From my perspective, people don’t want to have to open up eight different software tools to analyze and diagnose (a problem). You want it easier, right? Everybody wants it here, now. I mean, look at my phone, I can sit here and find any answer really that we might need. Those are the kinds of things I have a pulse on that, hopefully if I am allowed to continue this opportunity with SMRP, I want to look at. I definitely don’t take this for granted. It’s definitely something special that UE Systems and my community around me allow me to do so.

PS: Were you familiar with SMRP before you join UE Systems?

CS: No, I was not, actually. You learn the acronyms for each industry, whether it’s the medical field or the maintenance and industrial field. But coming in, I had no idea.
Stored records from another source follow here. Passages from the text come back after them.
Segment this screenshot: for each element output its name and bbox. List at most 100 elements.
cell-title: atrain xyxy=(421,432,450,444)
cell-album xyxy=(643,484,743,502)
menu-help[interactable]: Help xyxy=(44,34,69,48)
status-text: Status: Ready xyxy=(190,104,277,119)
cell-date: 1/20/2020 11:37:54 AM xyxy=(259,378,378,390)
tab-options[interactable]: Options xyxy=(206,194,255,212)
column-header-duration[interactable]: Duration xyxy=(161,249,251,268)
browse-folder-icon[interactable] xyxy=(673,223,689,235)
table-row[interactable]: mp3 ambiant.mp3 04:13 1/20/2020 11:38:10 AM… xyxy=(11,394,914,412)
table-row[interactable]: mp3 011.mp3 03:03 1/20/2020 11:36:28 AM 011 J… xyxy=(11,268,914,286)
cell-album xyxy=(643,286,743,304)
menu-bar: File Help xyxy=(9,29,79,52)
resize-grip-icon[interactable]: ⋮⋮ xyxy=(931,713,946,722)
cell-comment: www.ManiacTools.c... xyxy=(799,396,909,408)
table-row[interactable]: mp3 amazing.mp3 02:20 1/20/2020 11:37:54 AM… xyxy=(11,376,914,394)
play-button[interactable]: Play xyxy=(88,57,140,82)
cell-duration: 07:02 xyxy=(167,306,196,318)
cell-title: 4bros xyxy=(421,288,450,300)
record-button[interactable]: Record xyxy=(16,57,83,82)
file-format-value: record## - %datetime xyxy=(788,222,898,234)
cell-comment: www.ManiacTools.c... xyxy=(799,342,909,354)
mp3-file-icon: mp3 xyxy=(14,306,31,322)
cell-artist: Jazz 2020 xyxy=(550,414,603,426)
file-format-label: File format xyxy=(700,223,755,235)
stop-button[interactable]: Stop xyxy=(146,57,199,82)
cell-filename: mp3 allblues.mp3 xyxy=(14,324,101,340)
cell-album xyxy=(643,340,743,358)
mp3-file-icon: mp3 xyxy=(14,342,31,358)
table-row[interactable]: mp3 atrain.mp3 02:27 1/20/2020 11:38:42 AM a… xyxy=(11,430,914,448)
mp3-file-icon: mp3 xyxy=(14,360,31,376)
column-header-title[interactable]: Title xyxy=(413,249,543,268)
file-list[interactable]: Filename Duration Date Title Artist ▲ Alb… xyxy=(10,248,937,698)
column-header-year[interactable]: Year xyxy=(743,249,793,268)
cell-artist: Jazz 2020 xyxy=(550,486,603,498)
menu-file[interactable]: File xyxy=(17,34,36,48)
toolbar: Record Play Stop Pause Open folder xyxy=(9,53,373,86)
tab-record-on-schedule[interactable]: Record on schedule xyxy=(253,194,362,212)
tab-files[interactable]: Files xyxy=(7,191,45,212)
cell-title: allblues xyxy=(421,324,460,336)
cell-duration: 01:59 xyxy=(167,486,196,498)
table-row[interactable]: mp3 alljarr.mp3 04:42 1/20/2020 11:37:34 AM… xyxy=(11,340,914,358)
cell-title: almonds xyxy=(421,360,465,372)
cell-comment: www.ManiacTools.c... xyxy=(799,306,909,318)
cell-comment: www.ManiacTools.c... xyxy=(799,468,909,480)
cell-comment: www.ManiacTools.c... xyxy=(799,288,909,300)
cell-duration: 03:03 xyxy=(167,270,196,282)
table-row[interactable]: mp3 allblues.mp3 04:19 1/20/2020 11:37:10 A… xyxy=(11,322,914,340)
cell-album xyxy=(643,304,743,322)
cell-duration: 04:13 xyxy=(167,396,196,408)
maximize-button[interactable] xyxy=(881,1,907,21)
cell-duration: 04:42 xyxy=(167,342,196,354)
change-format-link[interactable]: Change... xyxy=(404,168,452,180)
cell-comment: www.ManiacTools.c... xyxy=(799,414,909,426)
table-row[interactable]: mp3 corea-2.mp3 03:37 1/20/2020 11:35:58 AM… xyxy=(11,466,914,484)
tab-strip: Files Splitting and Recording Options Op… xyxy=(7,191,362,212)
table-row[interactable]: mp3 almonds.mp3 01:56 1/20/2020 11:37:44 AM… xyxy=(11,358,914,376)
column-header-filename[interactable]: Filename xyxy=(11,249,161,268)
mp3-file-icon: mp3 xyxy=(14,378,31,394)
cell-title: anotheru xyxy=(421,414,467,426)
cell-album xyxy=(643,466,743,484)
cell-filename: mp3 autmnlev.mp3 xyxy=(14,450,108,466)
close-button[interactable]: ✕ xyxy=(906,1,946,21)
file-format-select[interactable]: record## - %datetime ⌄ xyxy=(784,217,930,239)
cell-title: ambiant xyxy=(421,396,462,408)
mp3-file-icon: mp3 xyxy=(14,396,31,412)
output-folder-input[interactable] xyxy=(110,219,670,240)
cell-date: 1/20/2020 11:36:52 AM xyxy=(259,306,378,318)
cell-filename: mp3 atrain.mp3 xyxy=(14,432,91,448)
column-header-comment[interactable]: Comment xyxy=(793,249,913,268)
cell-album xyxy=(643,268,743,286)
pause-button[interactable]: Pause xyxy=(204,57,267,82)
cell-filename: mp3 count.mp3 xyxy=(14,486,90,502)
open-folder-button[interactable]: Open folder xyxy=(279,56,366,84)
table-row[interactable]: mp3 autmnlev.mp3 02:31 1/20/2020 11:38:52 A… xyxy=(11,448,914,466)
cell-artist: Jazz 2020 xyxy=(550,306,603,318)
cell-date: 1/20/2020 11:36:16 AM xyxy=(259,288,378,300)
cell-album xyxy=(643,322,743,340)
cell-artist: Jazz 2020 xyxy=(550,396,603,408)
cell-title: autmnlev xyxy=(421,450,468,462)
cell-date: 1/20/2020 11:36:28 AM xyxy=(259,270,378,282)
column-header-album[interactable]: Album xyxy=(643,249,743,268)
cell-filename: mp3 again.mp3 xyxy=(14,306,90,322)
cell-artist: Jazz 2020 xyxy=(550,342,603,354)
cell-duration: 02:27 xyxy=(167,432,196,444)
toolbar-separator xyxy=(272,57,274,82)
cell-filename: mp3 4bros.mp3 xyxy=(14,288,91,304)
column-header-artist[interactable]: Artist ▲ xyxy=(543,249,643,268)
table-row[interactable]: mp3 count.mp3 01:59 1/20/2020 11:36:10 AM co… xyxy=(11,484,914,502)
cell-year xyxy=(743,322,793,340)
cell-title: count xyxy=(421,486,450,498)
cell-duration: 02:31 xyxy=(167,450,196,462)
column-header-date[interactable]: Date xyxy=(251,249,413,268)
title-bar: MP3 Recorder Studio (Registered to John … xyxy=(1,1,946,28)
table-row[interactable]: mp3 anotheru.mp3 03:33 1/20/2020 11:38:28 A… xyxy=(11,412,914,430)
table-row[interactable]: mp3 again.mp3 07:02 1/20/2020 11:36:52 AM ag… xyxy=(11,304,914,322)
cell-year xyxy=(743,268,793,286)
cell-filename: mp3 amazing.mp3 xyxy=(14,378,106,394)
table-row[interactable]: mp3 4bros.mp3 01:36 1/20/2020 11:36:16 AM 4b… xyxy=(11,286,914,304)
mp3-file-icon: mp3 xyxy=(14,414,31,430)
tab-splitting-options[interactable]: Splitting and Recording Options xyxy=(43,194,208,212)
PS: That’s great to hear that you saw a lot of first-time people at the symposium; it’s always fantastic to see newcomers at an event. For people who are your age or younger who are coming in to the industry, what do you think is important for an organization like SMRP to do to convey, “Hey, this is for you, too – it’s not just for guys who are your dad’s age to get together every six months or so”?

CS: Right. It needs to be injected at the college level. Even my daughter in second grade, they’ve got a S.T.E.A.M. class, so they’re getting kind of a little more hands-on with all the different types of things out there. But really there needs to be some sort of engagement at the college level more so with SMRP to help get awareness of, “There’s an organization out here for you to immediately get involved with that is going to pretty much have jobs available.”

And that’s the thing, there is a definite disconnect there, I know people, there are certain other key people like Adrian (Messer, of UE Systems), who works closely with Clemson; I’ve tried to work with Alabama trying to help get awareness. And obviously at University of Tennessee at Knoxville, Klaus (Blache) is doing leaps and bounds compared to a majority of other colleges, and that’s what’s gotta happen. You have to have other universities out there beating the drum. And that’s where I think SMRP could potentially have growth as far as an awareness of this job gap. That is talked about I think in every event, any chapter meeting I go to, any symposium or obviously any conference or panel discussion, there are at least two or three conversations about that at every event.